“We plan on making Blake Street our long-term home now,” Kaczmarek says, adding that 14er is in the midst of upgrading the fermentation tanks, adding a canning line and a cold storage space, and installing two sixty-barrel horizontal lagering tanks to help keep up with demand for 14er’s Long’s Lager, which has been selling well in single-serve 19.2-ounce cans.
“We have done a tremendous amount of work there to get it up to a pretty sizable production facility. We are missing a few key pieces, but in the next few months, we should have the ability to make 7,000 barrels a year,” Kaczmarek says. “We are pretty excited about that. It’s been a hell of a ride transitioning our brewing” from Crazy Mountain, where 14er had previously made all of its beer, to Blake Street, where it's now brewing it.
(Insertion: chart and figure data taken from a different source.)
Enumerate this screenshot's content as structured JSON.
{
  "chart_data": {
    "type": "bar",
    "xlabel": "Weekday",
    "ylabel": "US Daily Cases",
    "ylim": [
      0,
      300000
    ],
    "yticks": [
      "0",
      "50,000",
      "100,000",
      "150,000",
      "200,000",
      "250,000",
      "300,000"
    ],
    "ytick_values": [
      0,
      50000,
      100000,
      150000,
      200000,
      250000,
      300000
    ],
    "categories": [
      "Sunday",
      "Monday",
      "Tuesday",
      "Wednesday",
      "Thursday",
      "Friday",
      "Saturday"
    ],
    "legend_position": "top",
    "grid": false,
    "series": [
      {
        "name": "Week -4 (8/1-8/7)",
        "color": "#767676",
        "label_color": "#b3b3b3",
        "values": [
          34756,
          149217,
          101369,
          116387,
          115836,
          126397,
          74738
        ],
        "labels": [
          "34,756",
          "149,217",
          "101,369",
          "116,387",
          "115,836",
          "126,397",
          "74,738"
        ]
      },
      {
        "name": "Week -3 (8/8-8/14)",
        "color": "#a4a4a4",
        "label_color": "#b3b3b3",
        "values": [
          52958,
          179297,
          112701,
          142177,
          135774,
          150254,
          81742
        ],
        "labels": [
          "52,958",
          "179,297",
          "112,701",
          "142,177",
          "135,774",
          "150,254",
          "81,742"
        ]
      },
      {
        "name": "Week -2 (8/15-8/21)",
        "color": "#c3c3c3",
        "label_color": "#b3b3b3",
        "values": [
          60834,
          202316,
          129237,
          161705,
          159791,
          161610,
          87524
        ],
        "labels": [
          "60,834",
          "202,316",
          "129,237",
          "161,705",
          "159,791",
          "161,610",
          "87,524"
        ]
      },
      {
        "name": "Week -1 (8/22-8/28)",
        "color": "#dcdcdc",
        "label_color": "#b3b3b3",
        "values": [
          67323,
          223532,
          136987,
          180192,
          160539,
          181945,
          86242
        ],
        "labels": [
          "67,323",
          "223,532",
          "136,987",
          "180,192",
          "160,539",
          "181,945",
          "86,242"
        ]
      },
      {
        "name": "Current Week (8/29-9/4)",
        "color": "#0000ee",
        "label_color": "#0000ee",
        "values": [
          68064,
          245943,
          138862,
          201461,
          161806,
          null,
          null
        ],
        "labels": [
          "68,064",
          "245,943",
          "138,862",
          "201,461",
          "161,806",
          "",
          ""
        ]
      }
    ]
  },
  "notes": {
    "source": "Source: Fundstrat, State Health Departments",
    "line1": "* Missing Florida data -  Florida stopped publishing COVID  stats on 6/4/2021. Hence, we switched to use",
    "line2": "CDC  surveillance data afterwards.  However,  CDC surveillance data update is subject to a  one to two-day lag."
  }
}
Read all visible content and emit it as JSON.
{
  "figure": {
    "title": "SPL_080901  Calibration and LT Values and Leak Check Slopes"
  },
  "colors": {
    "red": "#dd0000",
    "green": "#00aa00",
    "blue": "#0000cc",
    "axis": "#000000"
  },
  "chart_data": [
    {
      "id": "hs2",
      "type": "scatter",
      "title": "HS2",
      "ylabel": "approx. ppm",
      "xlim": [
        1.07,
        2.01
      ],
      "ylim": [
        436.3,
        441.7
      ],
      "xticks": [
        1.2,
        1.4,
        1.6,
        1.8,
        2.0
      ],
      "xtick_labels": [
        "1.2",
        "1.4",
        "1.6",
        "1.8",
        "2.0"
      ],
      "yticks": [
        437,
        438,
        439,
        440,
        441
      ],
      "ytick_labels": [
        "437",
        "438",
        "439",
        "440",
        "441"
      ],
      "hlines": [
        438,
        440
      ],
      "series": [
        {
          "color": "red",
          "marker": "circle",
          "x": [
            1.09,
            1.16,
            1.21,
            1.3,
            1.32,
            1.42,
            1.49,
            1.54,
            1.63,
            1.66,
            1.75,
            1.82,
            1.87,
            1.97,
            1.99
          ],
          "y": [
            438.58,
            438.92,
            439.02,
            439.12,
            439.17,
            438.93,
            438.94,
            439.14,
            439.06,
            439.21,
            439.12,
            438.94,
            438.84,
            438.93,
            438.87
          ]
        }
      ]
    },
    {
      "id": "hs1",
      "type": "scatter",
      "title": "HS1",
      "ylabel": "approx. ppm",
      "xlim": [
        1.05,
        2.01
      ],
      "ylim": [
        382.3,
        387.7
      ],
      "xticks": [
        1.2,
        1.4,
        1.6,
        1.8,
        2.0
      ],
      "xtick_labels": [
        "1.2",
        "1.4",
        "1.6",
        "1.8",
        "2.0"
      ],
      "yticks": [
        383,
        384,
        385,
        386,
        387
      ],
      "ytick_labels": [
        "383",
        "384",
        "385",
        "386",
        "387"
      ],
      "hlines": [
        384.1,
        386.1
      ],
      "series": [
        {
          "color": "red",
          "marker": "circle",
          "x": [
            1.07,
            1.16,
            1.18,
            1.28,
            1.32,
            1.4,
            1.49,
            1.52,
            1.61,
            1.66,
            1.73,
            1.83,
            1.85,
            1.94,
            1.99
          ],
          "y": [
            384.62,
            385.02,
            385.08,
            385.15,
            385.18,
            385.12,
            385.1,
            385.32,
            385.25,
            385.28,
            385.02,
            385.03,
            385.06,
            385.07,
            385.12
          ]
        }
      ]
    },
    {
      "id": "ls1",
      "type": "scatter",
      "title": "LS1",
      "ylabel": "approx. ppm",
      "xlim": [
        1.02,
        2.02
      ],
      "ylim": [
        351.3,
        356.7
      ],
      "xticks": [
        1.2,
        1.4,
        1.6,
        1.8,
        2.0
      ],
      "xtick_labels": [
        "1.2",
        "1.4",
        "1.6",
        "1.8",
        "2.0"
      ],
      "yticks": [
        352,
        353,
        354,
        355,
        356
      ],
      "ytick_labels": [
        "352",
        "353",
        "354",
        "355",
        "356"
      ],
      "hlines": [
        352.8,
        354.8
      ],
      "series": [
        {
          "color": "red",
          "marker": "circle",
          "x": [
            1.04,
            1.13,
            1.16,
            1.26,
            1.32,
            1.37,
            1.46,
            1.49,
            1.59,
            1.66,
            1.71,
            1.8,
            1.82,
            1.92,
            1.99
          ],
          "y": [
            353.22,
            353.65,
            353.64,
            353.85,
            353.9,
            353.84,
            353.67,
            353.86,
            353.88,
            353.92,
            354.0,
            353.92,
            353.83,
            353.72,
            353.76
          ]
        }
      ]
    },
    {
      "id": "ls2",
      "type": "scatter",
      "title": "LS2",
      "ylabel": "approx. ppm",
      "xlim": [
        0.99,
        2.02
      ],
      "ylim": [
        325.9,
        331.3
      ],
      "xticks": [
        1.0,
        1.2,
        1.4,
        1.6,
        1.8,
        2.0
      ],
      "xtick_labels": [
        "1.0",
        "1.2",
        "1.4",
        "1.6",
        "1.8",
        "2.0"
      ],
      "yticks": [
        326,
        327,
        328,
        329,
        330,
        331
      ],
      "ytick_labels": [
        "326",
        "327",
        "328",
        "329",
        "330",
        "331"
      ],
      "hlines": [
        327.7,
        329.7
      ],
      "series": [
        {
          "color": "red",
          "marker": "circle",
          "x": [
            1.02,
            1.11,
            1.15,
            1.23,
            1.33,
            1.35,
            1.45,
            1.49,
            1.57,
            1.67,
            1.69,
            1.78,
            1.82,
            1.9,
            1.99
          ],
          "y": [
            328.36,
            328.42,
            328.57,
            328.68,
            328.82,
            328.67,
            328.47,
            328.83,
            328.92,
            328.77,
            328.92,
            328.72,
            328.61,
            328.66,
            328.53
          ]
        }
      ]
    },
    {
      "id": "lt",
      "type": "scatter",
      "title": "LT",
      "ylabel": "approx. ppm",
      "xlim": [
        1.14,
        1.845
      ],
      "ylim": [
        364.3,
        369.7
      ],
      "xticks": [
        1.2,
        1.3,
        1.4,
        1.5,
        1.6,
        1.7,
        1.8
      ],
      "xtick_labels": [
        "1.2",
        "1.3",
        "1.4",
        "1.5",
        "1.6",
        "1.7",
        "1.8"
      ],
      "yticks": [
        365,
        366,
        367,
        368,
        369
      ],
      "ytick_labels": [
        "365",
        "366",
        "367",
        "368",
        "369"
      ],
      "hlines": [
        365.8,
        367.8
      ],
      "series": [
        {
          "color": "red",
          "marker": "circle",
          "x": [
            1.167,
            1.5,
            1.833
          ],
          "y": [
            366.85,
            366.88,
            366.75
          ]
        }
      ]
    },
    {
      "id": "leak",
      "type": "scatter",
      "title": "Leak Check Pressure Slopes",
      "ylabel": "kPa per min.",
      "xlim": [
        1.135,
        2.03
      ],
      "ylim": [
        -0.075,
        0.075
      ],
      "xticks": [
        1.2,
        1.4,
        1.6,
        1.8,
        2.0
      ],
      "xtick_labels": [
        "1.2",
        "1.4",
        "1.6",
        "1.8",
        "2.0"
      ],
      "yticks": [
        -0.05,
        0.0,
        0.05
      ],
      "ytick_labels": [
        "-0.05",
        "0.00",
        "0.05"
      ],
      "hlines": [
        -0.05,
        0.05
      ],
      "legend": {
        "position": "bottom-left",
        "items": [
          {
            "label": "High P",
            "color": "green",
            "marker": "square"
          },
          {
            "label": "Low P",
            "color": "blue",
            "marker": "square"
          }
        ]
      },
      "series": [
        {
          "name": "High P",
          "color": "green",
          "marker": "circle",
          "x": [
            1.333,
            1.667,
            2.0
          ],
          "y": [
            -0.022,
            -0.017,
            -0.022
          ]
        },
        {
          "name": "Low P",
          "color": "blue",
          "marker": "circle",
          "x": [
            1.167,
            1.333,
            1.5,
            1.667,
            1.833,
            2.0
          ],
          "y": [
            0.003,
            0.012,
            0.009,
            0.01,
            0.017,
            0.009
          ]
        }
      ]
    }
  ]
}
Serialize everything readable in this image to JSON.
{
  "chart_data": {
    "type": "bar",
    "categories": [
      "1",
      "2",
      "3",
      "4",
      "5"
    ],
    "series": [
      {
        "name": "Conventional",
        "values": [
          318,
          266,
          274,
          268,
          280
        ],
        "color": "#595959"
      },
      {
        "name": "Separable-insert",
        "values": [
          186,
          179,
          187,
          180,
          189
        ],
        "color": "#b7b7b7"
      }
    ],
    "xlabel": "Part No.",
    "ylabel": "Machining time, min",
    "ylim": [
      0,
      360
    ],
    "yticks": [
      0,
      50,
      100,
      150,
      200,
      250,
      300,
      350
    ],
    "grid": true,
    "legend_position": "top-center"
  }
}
Since 2017, Francescato and Kaczmarek have been using the Walnut Street building as a temporary taproom, with the goal of remodeling it into a sour-beer showroom with a three-barrel brewing system and plenty of wooden barrels.
“We fell in love with the aesthetics of that space, but construction costs just continue to skyrocket and there were more and more issues and requirements from the city… that made the project out of budget for a small brewery like us,” Kaczmarek says. “It’s a fantastic location, and we think it will make a fantastic home for a brewery, but it was an aggressive project from the start, and it stopped making sense for us.”

A brewery in this building on Walnut Street is no longer in the plans, and the signs have been painted over.
14er Brewing
“Focusing on our operations here has been ‘centering,’ so to speak,” Kaczmarek adds. 14er is now working to get back up to speed on its canned beers, like Long’s Lager, Mt. Massive IPA, Maroon Bells Guava, Rocky Mountain Saison, Denver Michelada, and Key Lime Cream Ale, and to mix in some smaller-batch brews to fill up the taps in the taproom.